Corporate social responsibility

Corporate social responsibility (“CSR” for short, and also called corporate conscience, citizenship, social performance, or sustainable responsible business[1]) is a form of corporate self-regulation integrated into a business model. CSR policy functions as a built-in, self-regulating mechanism whereby business monitors and ensures its active compliance with the spirit of the law, ethical standards, and international norms. The goal of CSR is to embrace responsibility for the company’s actions and encourage a positive impact through its activities on the environment, consumers, employees, communities, stakeholders and all other members of the public sphere. Furthermore, CSR-focused businesses would proactively promote the public interest by encouraging community growth and development, and voluntarily eliminating practices that harm the public sphere, regardless of legality. CSR is the deliberate inclusion of public interest into corporate decision-making, and the honouring of a triple bottom line: people, planet, profit.

 

 

 

http://en.wikipedia.org/wiki/Corporate_social_responsibility

The term “corporate social responsibility” came in to common use in the early 1970s, after many multinational corporations formed. The term stakeholder, meaning those on whom an organization’s activities have an impact, was used to describe corporate owners beyond shareholders as a result of an influential book by R. Edward Freeman, Strategic management: a stakeholder approach in 1984.[2] Proponents argue that corporations make more long term profits by operating with a perspective, while critics argue that CSR distracts from the economic role of businesses. Others argue CSR is merely window-dressing, or an attempt to pre-empt the role of governments as a watchdog over powerful multinational corporations. But a new concept that is fast emerging is that CSR needs to be considered as being something mandatory to the responsibilities of the Corporates, because leaving it purely to voluntary will of the corporates will have extremely dangerous consequences on the environment, ecology and sustainability. [3]
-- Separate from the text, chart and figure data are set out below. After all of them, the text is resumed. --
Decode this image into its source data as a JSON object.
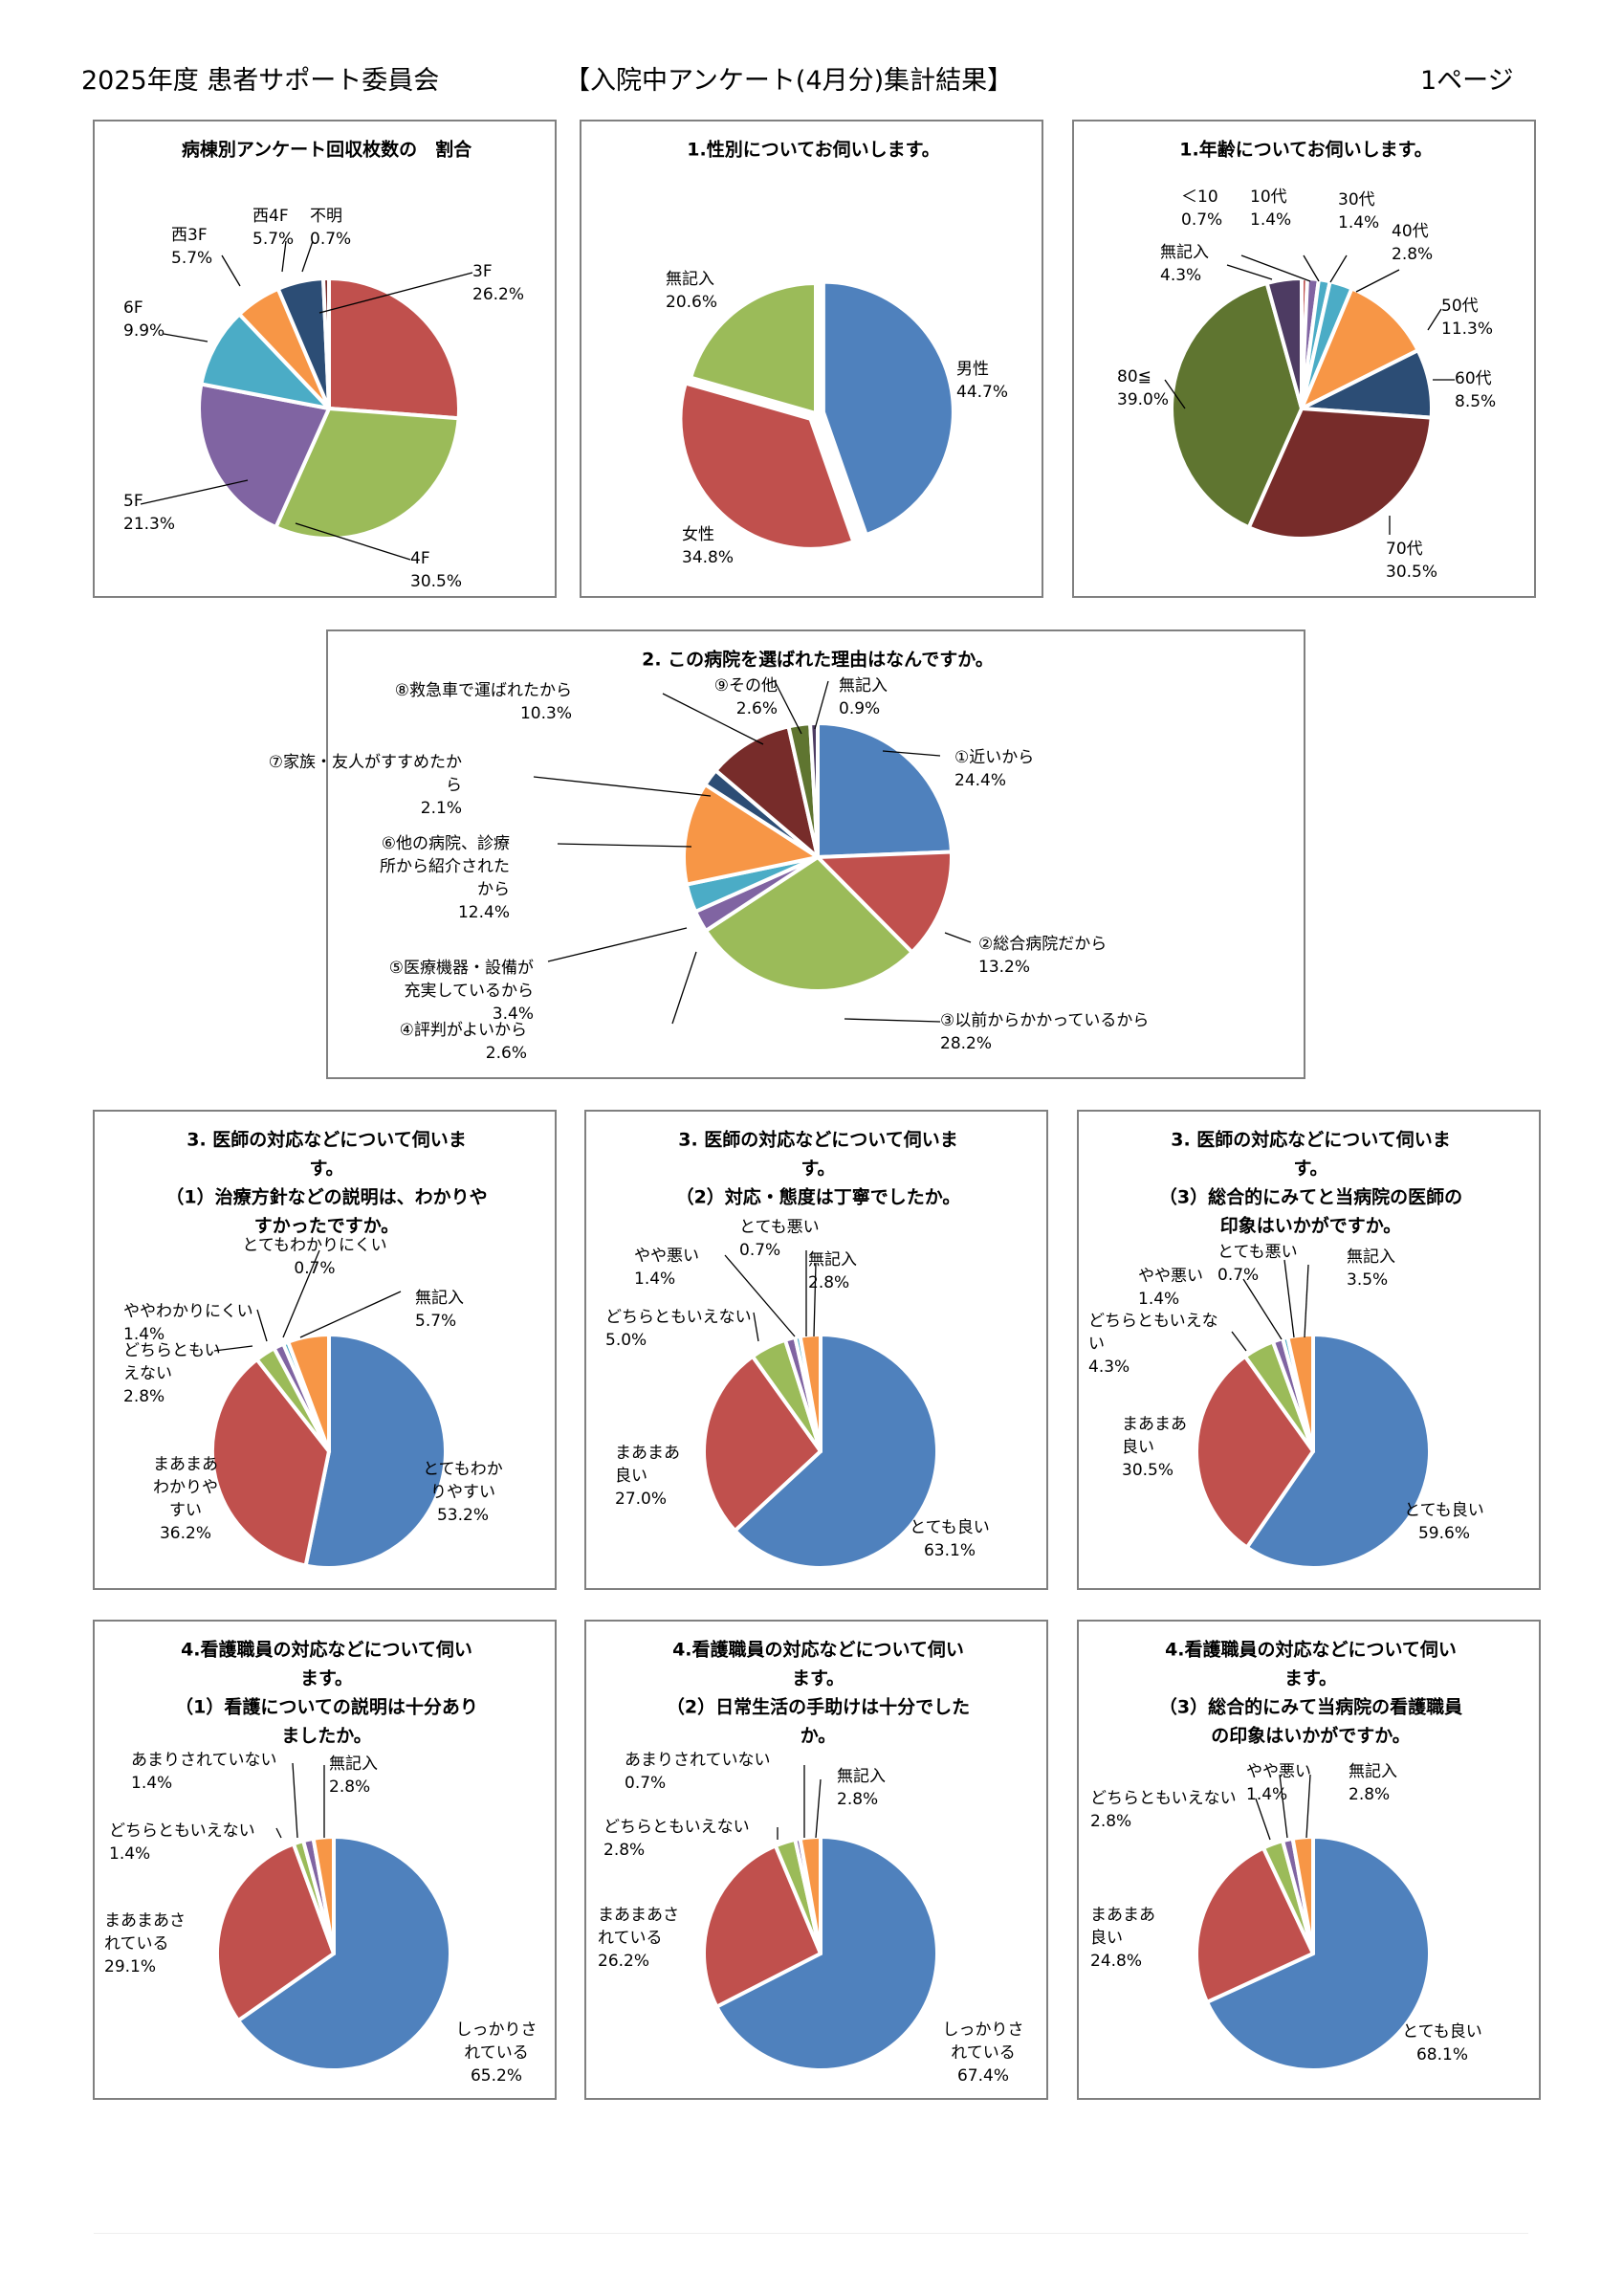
{
  "header": {
    "left": "2025年度 患者サポート委員会",
    "center": "【入院中アンケート(4月分)集計結果】",
    "right": "1ページ"
  },
  "colors": {
    "blue": "#4F81BD",
    "red": "#C0504D",
    "green": "#9BBB59",
    "purple": "#8064A2",
    "aqua": "#4BACC6",
    "orange": "#F79646",
    "navy": "#2C4D75",
    "darkred": "#772C2A",
    "olive": "#5F7530",
    "darkpurple": "#4D3B62"
  },
  "chart_data": [
    {
      "type": "pie",
      "title": [
        "病棟別アンケート回収枚数の　割合"
      ],
      "slices": [
        {
          "label": [
            "3F"
          ],
          "pct": "26.2%",
          "value": 26.2,
          "color": "red"
        },
        {
          "label": [
            "4F"
          ],
          "pct": "30.5%",
          "value": 30.5,
          "color": "green"
        },
        {
          "label": [
            "5F"
          ],
          "pct": "21.3%",
          "value": 21.3,
          "color": "purple"
        },
        {
          "label": [
            "6F"
          ],
          "pct": "9.9%",
          "value": 9.9,
          "color": "aqua"
        },
        {
          "label": [
            "西3F"
          ],
          "pct": "5.7%",
          "value": 5.7,
          "color": "orange"
        },
        {
          "label": [
            "西4F"
          ],
          "pct": "5.7%",
          "value": 5.7,
          "color": "navy"
        },
        {
          "label": [
            "不明"
          ],
          "pct": "0.7%",
          "value": 0.7,
          "color": "darkred"
        }
      ]
    },
    {
      "type": "pie",
      "title": [
        "1.性別についてお伺いします。"
      ],
      "slices": [
        {
          "label": [
            "男性"
          ],
          "pct": "44.7%",
          "value": 44.7,
          "color": "blue"
        },
        {
          "label": [
            "女性"
          ],
          "pct": "34.8%",
          "value": 34.8,
          "color": "red"
        },
        {
          "label": [
            "無記入"
          ],
          "pct": "20.6%",
          "value": 20.6,
          "color": "green"
        }
      ]
    },
    {
      "type": "pie",
      "title": [
        "1.年齢についてお伺いします。"
      ],
      "slices": [
        {
          "label": [
            "＜10"
          ],
          "pct": "0.7%",
          "value": 0.7,
          "color": "red"
        },
        {
          "label": [
            "10代"
          ],
          "pct": "1.4%",
          "value": 1.4,
          "color": "purple"
        },
        {
          "label": [
            "30代"
          ],
          "pct": "1.4%",
          "value": 1.4,
          "color": "aqua"
        },
        {
          "label": [
            "40代"
          ],
          "pct": "2.8%",
          "value": 2.8,
          "color": "aqua"
        },
        {
          "label": [
            "50代"
          ],
          "pct": "11.3%",
          "value": 11.3,
          "color": "orange"
        },
        {
          "label": [
            "60代"
          ],
          "pct": "8.5%",
          "value": 8.5,
          "color": "navy"
        },
        {
          "label": [
            "70代"
          ],
          "pct": "30.5%",
          "value": 30.5,
          "color": "darkred"
        },
        {
          "label": [
            "80≦"
          ],
          "pct": "39.0%",
          "value": 39.0,
          "color": "olive"
        },
        {
          "label": [
            "無記入"
          ],
          "pct": "4.3%",
          "value": 4.3,
          "color": "darkpurple"
        }
      ]
    },
    {
      "type": "pie",
      "title": [
        "2. この病院を選ばれた理由はなんですか。"
      ],
      "slices": [
        {
          "label": [
            "①近いから"
          ],
          "pct": "24.4%",
          "value": 24.4,
          "color": "blue"
        },
        {
          "label": [
            "②総合病院だから"
          ],
          "pct": "13.2%",
          "value": 13.2,
          "color": "red"
        },
        {
          "label": [
            "③以前からかかっているから"
          ],
          "pct": "28.2%",
          "value": 28.2,
          "color": "green"
        },
        {
          "label": [
            "④評判がよいから"
          ],
          "pct": "2.6%",
          "value": 2.6,
          "color": "purple"
        },
        {
          "label": [
            "⑤医療機器・設備が",
            "充実しているから"
          ],
          "pct": "3.4%",
          "value": 3.4,
          "color": "aqua"
        },
        {
          "label": [
            "⑥他の病院、診療",
            "所から紹介された",
            "から"
          ],
          "pct": "12.4%",
          "value": 12.4,
          "color": "orange"
        },
        {
          "label": [
            "⑦家族・友人がすすめたか",
            "ら"
          ],
          "pct": "2.1%",
          "value": 2.1,
          "color": "navy"
        },
        {
          "label": [
            "⑧救急車で運ばれたから"
          ],
          "pct": "10.3%",
          "value": 10.3,
          "color": "darkred"
        },
        {
          "label": [
            "⑨その他"
          ],
          "pct": "2.6%",
          "value": 2.6,
          "color": "olive"
        },
        {
          "label": [
            "無記入"
          ],
          "pct": "0.9%",
          "value": 0.9,
          "color": "darkpurple"
        }
      ]
    },
    {
      "type": "pie",
      "title": [
        "3. 医師の対応などについて伺いま",
        "す。",
        "（1）治療方針などの説明は、わかりや",
        "すかったですか。"
      ],
      "slices": [
        {
          "label": [
            "とてもわか",
            "りやすい"
          ],
          "pct": "53.2%",
          "value": 53.2,
          "color": "blue"
        },
        {
          "label": [
            "まあまあ",
            "わかりや",
            "すい"
          ],
          "pct": "36.2%",
          "value": 36.2,
          "color": "red"
        },
        {
          "label": [
            "どちらともい",
            "えない"
          ],
          "pct": "2.8%",
          "value": 2.8,
          "color": "green"
        },
        {
          "label": [
            "ややわかりにくい"
          ],
          "pct": "1.4%",
          "value": 1.4,
          "color": "purple"
        },
        {
          "label": [
            "とてもわかりにくい"
          ],
          "pct": "0.7%",
          "value": 0.7,
          "color": "aqua"
        },
        {
          "label": [
            "無記入"
          ],
          "pct": "5.7%",
          "value": 5.7,
          "color": "orange"
        }
      ]
    },
    {
      "type": "pie",
      "title": [
        "3. 医師の対応などについて伺いま",
        "す。",
        "（2）対応・態度は丁寧でしたか。"
      ],
      "slices": [
        {
          "label": [
            "とても良い"
          ],
          "pct": "63.1%",
          "value": 63.1,
          "color": "blue"
        },
        {
          "label": [
            "まあまあ",
            "良い"
          ],
          "pct": "27.0%",
          "value": 27.0,
          "color": "red"
        },
        {
          "label": [
            "どちらともいえない"
          ],
          "pct": "5.0%",
          "value": 5.0,
          "color": "green"
        },
        {
          "label": [
            "やや悪い"
          ],
          "pct": "1.4%",
          "value": 1.4,
          "color": "purple"
        },
        {
          "label": [
            "とても悪い"
          ],
          "pct": "0.7%",
          "value": 0.7,
          "color": "aqua"
        },
        {
          "label": [
            "無記入"
          ],
          "pct": "2.8%",
          "value": 2.8,
          "color": "orange"
        }
      ]
    },
    {
      "type": "pie",
      "title": [
        "3. 医師の対応などについて伺いま",
        "す。",
        "（3）総合的にみてと当病院の医師の",
        "印象はいかがですか。"
      ],
      "slices": [
        {
          "label": [
            "とても良い"
          ],
          "pct": "59.6%",
          "value": 59.6,
          "color": "blue"
        },
        {
          "label": [
            "まあまあ",
            "良い"
          ],
          "pct": "30.5%",
          "value": 30.5,
          "color": "red"
        },
        {
          "label": [
            "どちらともいえな",
            "い"
          ],
          "pct": "4.3%",
          "value": 4.3,
          "color": "green"
        },
        {
          "label": [
            "やや悪い"
          ],
          "pct": "1.4%",
          "value": 1.4,
          "color": "purple"
        },
        {
          "label": [
            "とても悪い"
          ],
          "pct": "0.7%",
          "value": 0.7,
          "color": "aqua"
        },
        {
          "label": [
            "無記入"
          ],
          "pct": "3.5%",
          "value": 3.5,
          "color": "orange"
        }
      ]
    },
    {
      "type": "pie",
      "title": [
        "4.看護職員の対応などについて伺い",
        "ます。",
        "（1）看護についての説明は十分あり",
        "ましたか。"
      ],
      "slices": [
        {
          "label": [
            "しっかりさ",
            "れている"
          ],
          "pct": "65.2%",
          "value": 65.2,
          "color": "blue"
        },
        {
          "label": [
            "まあまあさ",
            "れている"
          ],
          "pct": "29.1%",
          "value": 29.1,
          "color": "red"
        },
        {
          "label": [
            "どちらともいえない"
          ],
          "pct": "1.4%",
          "value": 1.4,
          "color": "green"
        },
        {
          "label": [
            "あまりされていない"
          ],
          "pct": "1.4%",
          "value": 1.4,
          "color": "purple"
        },
        {
          "label": [
            "無記入"
          ],
          "pct": "2.8%",
          "value": 2.8,
          "color": "orange"
        }
      ]
    },
    {
      "type": "pie",
      "title": [
        "4.看護職員の対応などについて伺い",
        "ます。",
        "（2）日常生活の手助けは十分でした",
        "か。"
      ],
      "slices": [
        {
          "label": [
            "しっかりさ",
            "れている"
          ],
          "pct": "67.4%",
          "value": 67.4,
          "color": "blue"
        },
        {
          "label": [
            "まあまあさ",
            "れている"
          ],
          "pct": "26.2%",
          "value": 26.2,
          "color": "red"
        },
        {
          "label": [
            "どちらともいえない"
          ],
          "pct": "2.8%",
          "value": 2.8,
          "color": "green"
        },
        {
          "label": [
            "あまりされていない"
          ],
          "pct": "0.7%",
          "value": 0.7,
          "color": "purple"
        },
        {
          "label": [
            "無記入"
          ],
          "pct": "2.8%",
          "value": 2.8,
          "color": "orange"
        }
      ]
    },
    {
      "type": "pie",
      "title": [
        "4.看護職員の対応などについて伺い",
        "ます。",
        "（3）総合的にみて当病院の看護職員",
        "の印象はいかがですか。"
      ],
      "slices": [
        {
          "label": [
            "とても良い"
          ],
          "pct": "68.1%",
          "value": 68.1,
          "color": "blue"
        },
        {
          "label": [
            "まあまあ",
            "良い"
          ],
          "pct": "24.8%",
          "value": 24.8,
          "color": "red"
        },
        {
          "label": [
            "どちらともいえない"
          ],
          "pct": "2.8%",
          "value": 2.8,
          "color": "green"
        },
        {
          "label": [
            "やや悪い"
          ],
          "pct": "1.4%",
          "value": 1.4,
          "color": "purple"
        },
        {
          "label": [
            "無記入"
          ],
          "pct": "2.8%",
          "value": 2.8,
          "color": "orange"
        }
      ]
    }
  ]
}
CSR is titled to aid an organization’s mission as well as a guide to what the company stands for and will uphold to its consumers. Development business ethics is one of the forms of applied ethics that examines ethical principles and moral or ethical problems that can arise in a business environment. ISO 26000 is the recognized international standard for CSR (currently a Draft International Standard). Public sector organizations (the United Nations for example) adhere to the triple bottom line (TBL). It is widely accepted that CSR adheres to similar principles but with no formal act of legislation. The UN has developed the Principles for Responsible Investment as guidelines for investing entities.